Long ago, but still very relevant, I wrote an article for Climbing magazine: “The Search for Obscurity in Well Known Places.”
It covered my winter solo on the Matterhorn, night solos in Eldorado, Colorado of the Yellow Spur and new routes along the fiords of Norway.

The value of the climbs was in the joy of the climb, whether alone or in a team, yet often in popular areas, but done at a different time, in a different season, or just around the corner from where everyone else was.
In a way, our new route on Everest Kangshung Face embodied the same approach, it just happened to be Everest.
The personal reward on these climbs was high and the social value pretty much nil, which also heightened the sense of adventure as it was ours alone.

As much as we can track our every move on expedition through Garmin, post photos to Instagram and detail and post our every move, that is still optional. One can still go quietly and enjoy the serenity and peace of the mountains.
So as the monsoon fades slowly this year, the triumph of Kristin Harila and the ever so sad passing of the inspirational Hilaree Nelson, a host of expeditions move onto the smaller and often more remote peaks of the Himalayas.
While Ama Dablam and the peaks of the Khumbu are well known and often ascended, move to the Annapurna and Dhaulagiri regions and a host of more obscure opportunities open up.
Beyond regulars in the Himalayas, going off to climb Putha Hiunchuli (Dhaulagiri 7, makes it more recognizable perhaps), or Himlung Himal illicites a, what?
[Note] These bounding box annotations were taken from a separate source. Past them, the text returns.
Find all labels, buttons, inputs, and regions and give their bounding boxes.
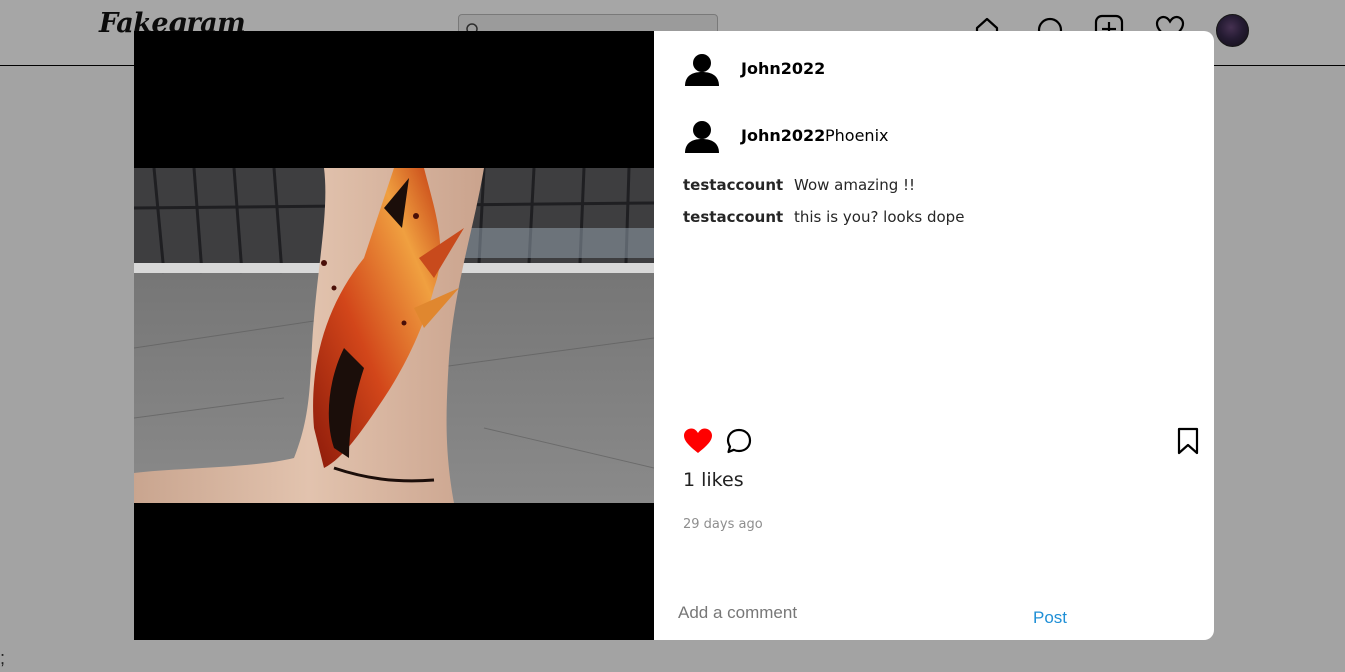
heart-filled-icon xyxy=(684,428,712,453)
post-media-panel xyxy=(134,31,654,640)
comment-user[interactable]: testaccount xyxy=(683,176,783,194)
likes-count[interactable]: 1 likes xyxy=(683,469,744,491)
post-comment-button[interactable]: Post xyxy=(1033,608,1067,628)
comment-text: Wow amazing !! xyxy=(794,176,916,194)
caption-avatar-icon[interactable] xyxy=(683,117,721,155)
like-button[interactable] xyxy=(682,425,714,457)
comment-user[interactable]: testaccount xyxy=(683,208,783,226)
comment-bubble-icon xyxy=(726,428,752,454)
post-modal: John2022 John2022 Phoenix testaccount Wo… xyxy=(134,31,1214,640)
post-author-name[interactable]: John2022 xyxy=(741,59,825,78)
bookmark-icon xyxy=(1177,427,1199,455)
comment-button[interactable] xyxy=(723,425,755,457)
caption-author-name[interactable]: John2022 xyxy=(741,126,825,145)
post-details-panel: John2022 John2022 Phoenix testaccount Wo… xyxy=(654,31,1214,640)
comment-text: this is you? looks dope xyxy=(794,208,965,226)
post-image xyxy=(134,168,654,503)
post-timestamp: 29 days ago xyxy=(683,517,763,532)
post-caption: Phoenix xyxy=(825,126,889,145)
author-avatar-icon[interactable] xyxy=(683,50,721,88)
save-button[interactable] xyxy=(1172,425,1204,457)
And where?

As these peaks live in the obscurity of being under 8,000 mètres, they are still big mountains with options for both more accessible routes and desperate first ascents and where more activity has been seen recently. But being a touch lower, they are often below the radar.
The unknown, little traveled peaks are for some climbers a good thing, for others an unrecognizable peak has no appeal. Which may beg the question are you a climber, or do you want to say you have climbed?
As Reinhold Messier explained it to Jim Clash writing for Forbes, following the normal route up the ropes is very much an activity like skiing down the piste, (ski run for my American readers). You are either on piste or off piste.
As we head for the heights of Himlung Himal, we will inevitably be obscure and with the team virtually devoid of social media activity, low profile.

Our most well known member is probably our Sirdar Pem Chhiri, who I’ve climbed Everest with and who recently was on the successful winter ascent of K2. With great climbing skills, a low key manner and a very welcome humble demeanor he is the ideal compliment to our obscurity.
The monsoon which has never left and disappointed so many on Manaslu is yet to fully fade, but suns are now popping out from our weather reports timed for our arrival in Base Camp.
It will be a welcome return to the heights, high in the Himalayas, to peer again over into Tibet and to climb up into the darkness and onto the summit ridge for sunshine. It won’t be a first or last ascent, it won’t elicit a headline.
It should provide some great climbing, some good laughs with a personable and strong team and perhaps should we be fortunate, a 7,000 meter summit.
And in the end, what could be better?